1.交通事故による精神的・身体的な症状が、今後も回復の見込みがない状態になったと考えられること
2.交通事故と症状に因果関係があることが医学的に証明・説明可能であること。

簡単ではない後遺障害認定…非該当と異議申し立て

後遺障害の認定を求めて申請しても、認定されないことが多々あります。つまり「非該当」の通知がきてしまうわけです。また、見込んでいた等級よりも低い等級で認定されることも珍しくありません。
こういったケースでは、「異議申し立て」を行って、再度、等級認定の審査を行ってもらうことになります。一般的に異議申し立てを行うケースには、次のようなものがあります。

1.治療実績が少ない場合
通院・治療している病院から送付される診断書を確認し、過去の通院歴を整理することが重要です。例えば14級認定を受けるには、概ね半年以上の通院期間と100日以上の通院実日数が必要だといわれています。もしこれらを満たしていない場合は、一定の通院実績ができた段階で、異議申し立てを行うことがあります。

2.後遺障害認定を受ける部位が2回目以降の場合
過去に同じ部位で後遺障害認定の申請をしていると、非該当になるケースがあります。
しかし、これについて傾向が変わってきており、異議申し立てによって認定される可能性が出てきました。ただし、専門家のサポートを受けながら異議申し立てをすべきかもしれません。

3.因果関係を証明できなかった場合
前述したように後遺障害認定のためには、事故と障害の間に因果関係があることを証明しなくてはなりません。これが不十分だと、非該当であったり、等級が下がったりする可能性があります。そのため因果関係を整理して異議申し立てをすることで、認定の獲得や等級の改善が期待できることもあります。

後遺障害認定の異議申し立てを成功させるために

では、後遺障害認定の異議申し立てを成功させるためのポイントについて具体的に解説します。

後遺障害認定の異議申し立てには、

・非該当もしくは不本意な等級と判断された原因を整理する。
・診断書に現在の症状が的確に記載されているか、客観的な資料に不足はないかを精査する。
・もし資料に不十分な点があれば、補う方法を考える。ときには医師に再検査や診断書の再作成をお願いする。
・事故と後遺障害の因果関係を明確にする。
・障害が「治っていない」ことを証明するための資料を集める。

といった対策が有効です。これらは個人でも対策が可能です。しかし、原因の分析や因果関係の整理は、プロの手に委ねたほうが良いかもしれません。後遺障害認定は、医学的な見地から作成された書類が多いものの、手続きとしては法律の分野に属するものです。

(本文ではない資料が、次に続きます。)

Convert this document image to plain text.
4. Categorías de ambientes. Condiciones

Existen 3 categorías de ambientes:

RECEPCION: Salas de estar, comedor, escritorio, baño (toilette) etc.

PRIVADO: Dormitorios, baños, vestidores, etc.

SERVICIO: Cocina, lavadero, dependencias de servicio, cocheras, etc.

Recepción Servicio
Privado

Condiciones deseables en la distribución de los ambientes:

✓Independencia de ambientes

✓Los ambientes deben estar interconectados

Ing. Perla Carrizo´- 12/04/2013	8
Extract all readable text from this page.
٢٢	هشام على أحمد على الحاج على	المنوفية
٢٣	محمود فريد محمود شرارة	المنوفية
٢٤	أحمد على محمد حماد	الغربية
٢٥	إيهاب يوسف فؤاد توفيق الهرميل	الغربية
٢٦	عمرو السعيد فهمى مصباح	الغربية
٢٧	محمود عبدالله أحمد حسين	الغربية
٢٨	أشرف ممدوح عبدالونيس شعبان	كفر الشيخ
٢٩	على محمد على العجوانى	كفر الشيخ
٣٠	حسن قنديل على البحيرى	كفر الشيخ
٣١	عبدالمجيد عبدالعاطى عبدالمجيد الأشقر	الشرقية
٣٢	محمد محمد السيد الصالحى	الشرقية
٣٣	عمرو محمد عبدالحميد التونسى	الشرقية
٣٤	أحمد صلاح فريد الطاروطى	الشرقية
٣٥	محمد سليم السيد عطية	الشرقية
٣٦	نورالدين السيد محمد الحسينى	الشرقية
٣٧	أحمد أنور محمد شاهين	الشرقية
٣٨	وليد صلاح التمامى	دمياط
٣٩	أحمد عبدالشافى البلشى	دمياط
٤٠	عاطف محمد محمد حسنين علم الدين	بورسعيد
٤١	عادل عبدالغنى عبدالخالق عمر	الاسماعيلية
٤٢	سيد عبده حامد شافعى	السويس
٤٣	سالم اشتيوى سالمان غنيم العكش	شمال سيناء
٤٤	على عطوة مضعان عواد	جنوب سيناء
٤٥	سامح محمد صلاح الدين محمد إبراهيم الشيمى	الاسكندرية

つまり、申請や異議申し立てのノウハウを持った弁護士に依頼するほうが、納得のいく等級認定を得られやすくなります。

もちろん、全てが納得のいく結果になるわけではありません。しかし、一度申請して駄目だったからといって諦めるのは早いです。弁護士のサポートを受けながら進めれば、異議申し立てにかかる労力や手間を削減できます。正しい異議申し立てを行い、納得のいく結果を勝ち取りましょう。